G. Unfunded Mandate Reform Act (UMRA)

    Section 202 of the Unfunded Mandates Reform Act of 1995 (UMRA) also 
requires that agencies assess anticipated costs and benefits before 
issuing any rule whose mandates require spending in any 1 year of $100 
million in 1995 dollars, updated annually for inflation. In 2023, that 
threshold is approximately $183 million.
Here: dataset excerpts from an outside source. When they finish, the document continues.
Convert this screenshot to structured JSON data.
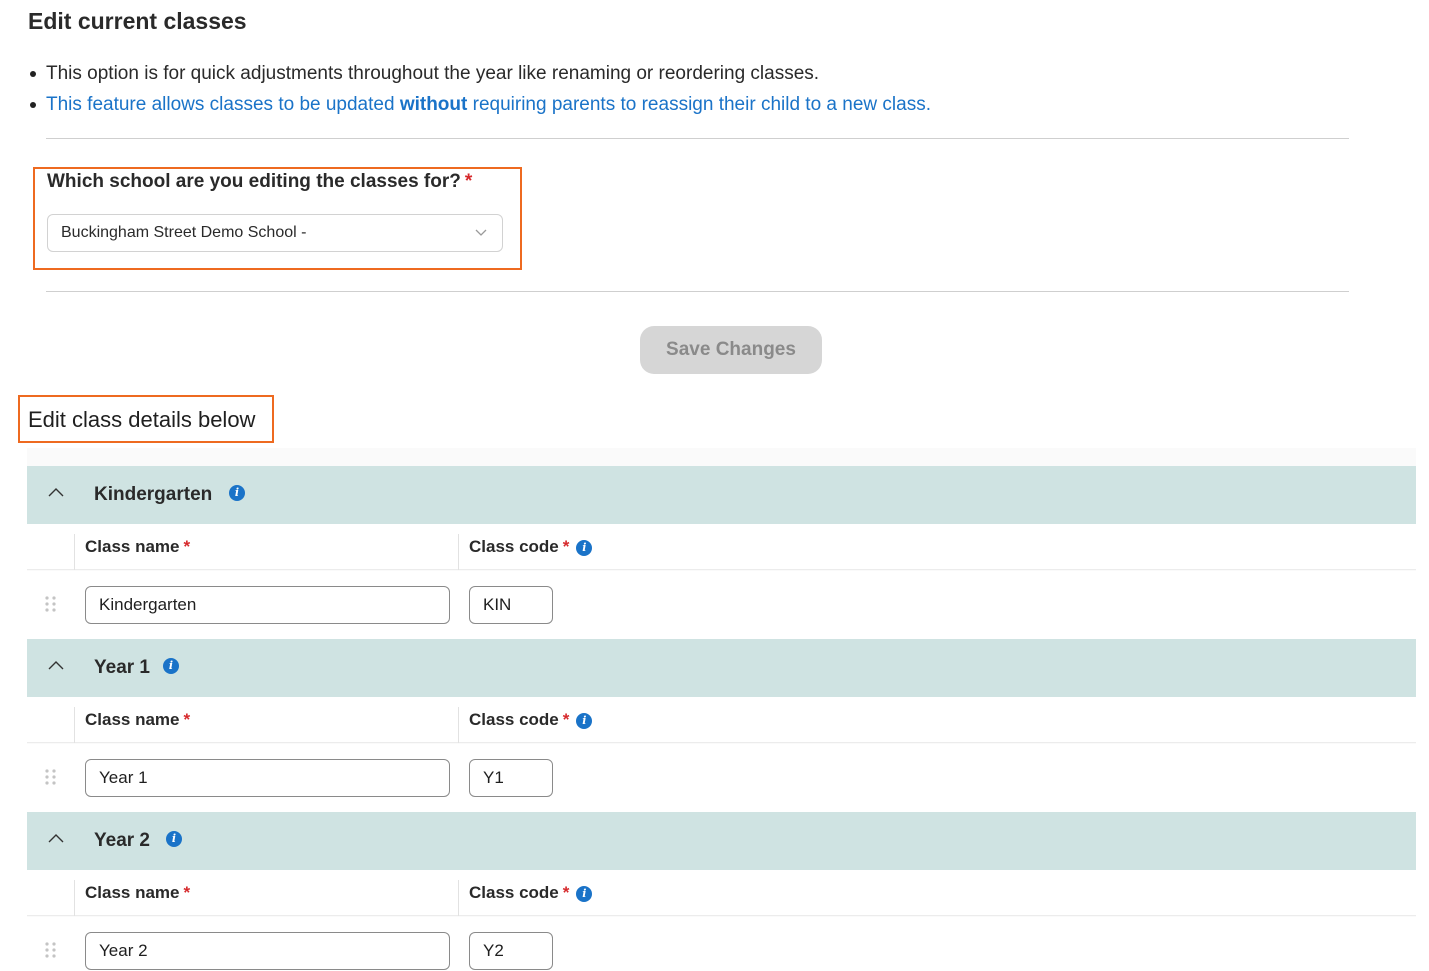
{
  "page_title": "Edit current classes",
  "bullets": {
    "first": "This option is for quick adjustments throughout the year like renaming or reordering classes.",
    "second_pre": "This feature allows classes to be updated ",
    "second_bold": "without",
    "second_post": " requiring parents to reassign their child to a new class."
  },
  "school_field": {
    "label": "Which school are you editing the classes for?",
    "required_mark": "*",
    "selected_value": "Buckingham Street Demo School -"
  },
  "save_button": "Save Changes",
  "section_title": "Edit class details below",
  "columns": {
    "class_name": "Class name",
    "class_code": "Class code",
    "required_mark": "*"
  },
  "groups": [
    {
      "title": "Kindergarten",
      "class_name_value": "Kindergarten",
      "class_code_value": "KIN"
    },
    {
      "title": "Year 1",
      "class_name_value": "Year 1",
      "class_code_value": "Y1"
    },
    {
      "title": "Year 2",
      "class_name_value": "Year 2",
      "class_code_value": "Y2"
    }
  ],
  "colors": {
    "accent_blue": "#1a73c8",
    "highlight_orange": "#ee6a20",
    "required_red": "#d6282b",
    "group_header_bg": "#cfe3e2",
    "button_disabled_bg": "#d6d6d6"
  },
  "icons": {
    "info": "info-icon",
    "caret": "chevron-up-icon",
    "drag": "drag-handle-icon",
    "select_chevron": "chevron-down-icon"
  }
}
This proposed rule does not 
mandate any requirements for state, local, or tribal governments, or 
for the private sector. This proposed rule would not impose a mandate 
that will result in the expenditure by state, local, and tribal 
governments, in the aggregate, or by the private sector, of more than 
$183 million in any 1 year.

H. Federalism

    Executive Order 13132 establishes certain requirements that an 
agency must meet when it promulgates a proposed rule that imposes 
substantial direct requirement costs on state and local governments, 
preempts state law, or otherwise has Federalism implications. This 
proposed rule does not impose substantial direct costs on state or 
local governments or preempt state law.
    In accordance with the provisions of Executive Order 12866, this 
proposed regulation was reviewed by the Office of Management and 
Budget.
    Chiquita Brooks-LaSure, Administrator of the Centers for Medicare & 
Medicaid Services, approved this document on March 22, 2024.

Xavier Becerra,
Secretary, Department of Health and Human Services.